Family trip to NYC
Little did they realize that my parents were determining my fate. I was enchanted by New York. Bums slept in doorways; the buildings were so tall and modern; the skirts were so short! And there was a James Bond billboard that was half a block long! Ever after Columbus suffered in comparison.
Woolco at Graceland Shopping Center
The Woolco chain was a precursor to Walmart-type discount stores. By then I knew my way down to Graceland and that long bike ride to Schottenstein's we’d taken the year before was no longer neccessary. If there was a new release from The
Beatles, Woolco was where it would be found. I recall buying the picture-sleeve single Penny Lane
backed with Strawberry Fields Forever
on the day of its February release.
There was always a massive pile of cut-outs there, unsold singles with a small hole punched through the label. I still have dozens of them; I think they went for 25¢. Sunshine of Your Love,
California Dreamin,’
Midnight
Confessions,
Kentucky Woman
(the Deep Purple version), Pictures of Matchstick Men,
You Keep Me Hangin’ On
(the Vanilla Fudge version), Journey to the Center of the Mind.
I’d put them in a stack on my record player (it could handle five or six 45s at a time), and then turn them over and play all the B-sides when they finished. It was an interesting way to listen to music: one tune at a time and one unknown song matched with each AM radio favorite. In just a couple of years I moved along with FM radio to the long-player format but I’ve never been convinced that LPs were a better experience.

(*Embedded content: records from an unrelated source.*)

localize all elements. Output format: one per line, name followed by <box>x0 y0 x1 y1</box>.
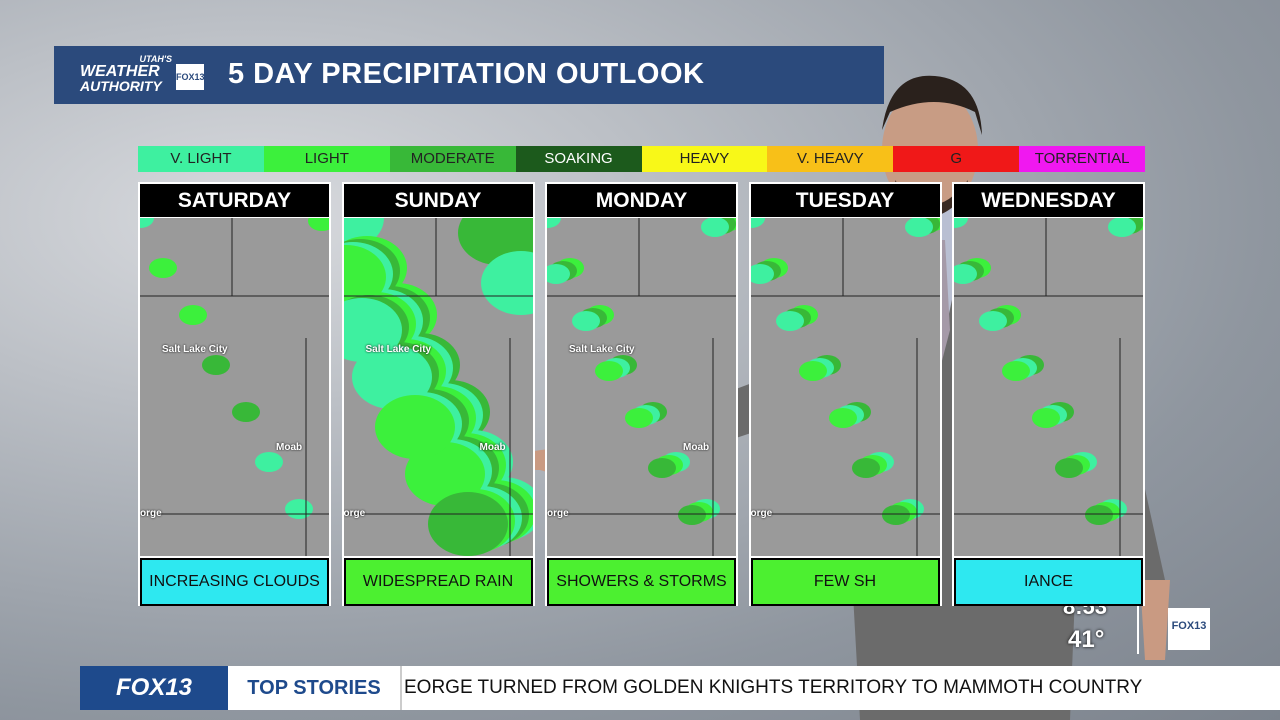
day-panel: SUNDAY Salt Lake City Moab orge WIDESPREAD R… <box>341 182 535 606</box>
place-label: orge <box>140 508 162 519</box>
divider <box>1137 596 1139 654</box>
map: Salt Lake City Moab orge <box>343 218 533 556</box>
temperature: 41° <box>1068 626 1105 653</box>
day-name: SUNDAY <box>343 184 533 217</box>
place-label: orge <box>343 508 366 519</box>
place-label: Salt Lake City <box>162 344 228 355</box>
place-label: Moab <box>479 442 506 453</box>
logo: UTAH'S WEATHER AUTHORITY FOX13 <box>80 54 205 96</box>
legend-item: SOAKING <box>515 146 642 172</box>
place-label: orge <box>750 508 773 519</box>
logo-line: UTAH'S <box>139 54 172 64</box>
legend-item: LIGHT <box>263 146 390 172</box>
map: orge <box>750 218 940 556</box>
map: Salt Lake City Moab orge <box>547 218 736 556</box>
ticker: FOX13 TOP STORIES EORGE TURNED FROM GOLD… <box>80 666 1280 710</box>
day-panel: SATURDAY Salt Lake City Moab orge INCREASING… <box>138 182 331 606</box>
map-art <box>547 218 736 556</box>
legend-item: HEAVY <box>641 146 768 172</box>
day-name: SATURDAY <box>140 184 329 217</box>
station-badge: FOX13 <box>1168 608 1210 650</box>
map-art <box>140 218 329 556</box>
place-label: Moab <box>276 442 303 453</box>
ticker-section: TOP STORIES <box>228 666 402 710</box>
day-panel: TUESDAY orge FEW SH <box>748 182 942 606</box>
day-panel: WEDNESDAY IANCE <box>952 182 1145 606</box>
map-art <box>750 218 940 556</box>
ticker-headline: EORGE TURNED FROM GOLDEN KNIGHTS TERRITO… <box>404 677 1143 698</box>
day-name: MONDAY <box>547 184 736 217</box>
day-caption: INCREASING CLOUDS <box>140 558 329 606</box>
map <box>954 218 1143 556</box>
legend-item: TORRENTIAL <box>1019 146 1145 172</box>
legend-item: MODERATE <box>389 146 516 172</box>
day-caption: SHOWERS & STORMS <box>547 558 736 606</box>
map: Salt Lake City Moab orge <box>140 218 329 556</box>
place-label: Salt Lake City <box>569 344 635 355</box>
day-name: WEDNESDAY <box>954 184 1143 217</box>
ticker-brand: FOX13 <box>80 666 228 710</box>
day-panel: MONDAY Salt Lake City Moab orge SHOWERS & ST… <box>545 182 738 606</box>
map-art <box>343 218 533 556</box>
day-caption: FEW SH <box>750 558 940 606</box>
day-name: TUESDAY <box>750 184 940 217</box>
legend-item: V. HEAVY <box>767 146 894 172</box>
place-label: orge <box>547 508 569 519</box>
place-label: Moab <box>683 442 710 453</box>
title: 5 DAY PRECIPITATION OUTLOOK <box>228 58 705 90</box>
map-art <box>954 218 1143 556</box>
day-caption: WIDESPREAD RAIN <box>343 558 533 606</box>
logo-line: AUTHORITY <box>80 78 162 94</box>
place-label: Salt Lake City <box>365 344 432 355</box>
legend-item: V. LIGHT <box>138 146 264 172</box>
legend-item: G <box>893 146 1020 172</box>
day-caption: IANCE <box>954 558 1143 606</box>
logo-line: WEATHER <box>80 63 160 80</box>
logo-badge: FOX13 <box>176 64 205 90</box>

Carla from West High: first girlfriend
We met downtown as student volunteers for the Center of Science and Industry. Carla and I were together for perhaps two years. She was a junior, I was a freshman. We attended at least one prom together. We broke up from exhaustion, I think, though the precipitating incident was an argument we had during a phone call. I told her that one way or the other I wasn't going to be drafted. The idea of being in the army was unimaginable. (Fortunately I never had to face the situation; in the 1971 draft lottery my number was 257.)
Carla thought that dishonorable. I believe she used that word. I was really surprised; I don't why I didn't know she felt that way. Her perception of the historical moment wasn't the same as mine, obviously, and it changed my perception of her. Suddenly she was like one of the girls in my high school religion class, upset with me for contradicting the priest. "Just shut up! Shut up!" they'd tell me, obviously angry.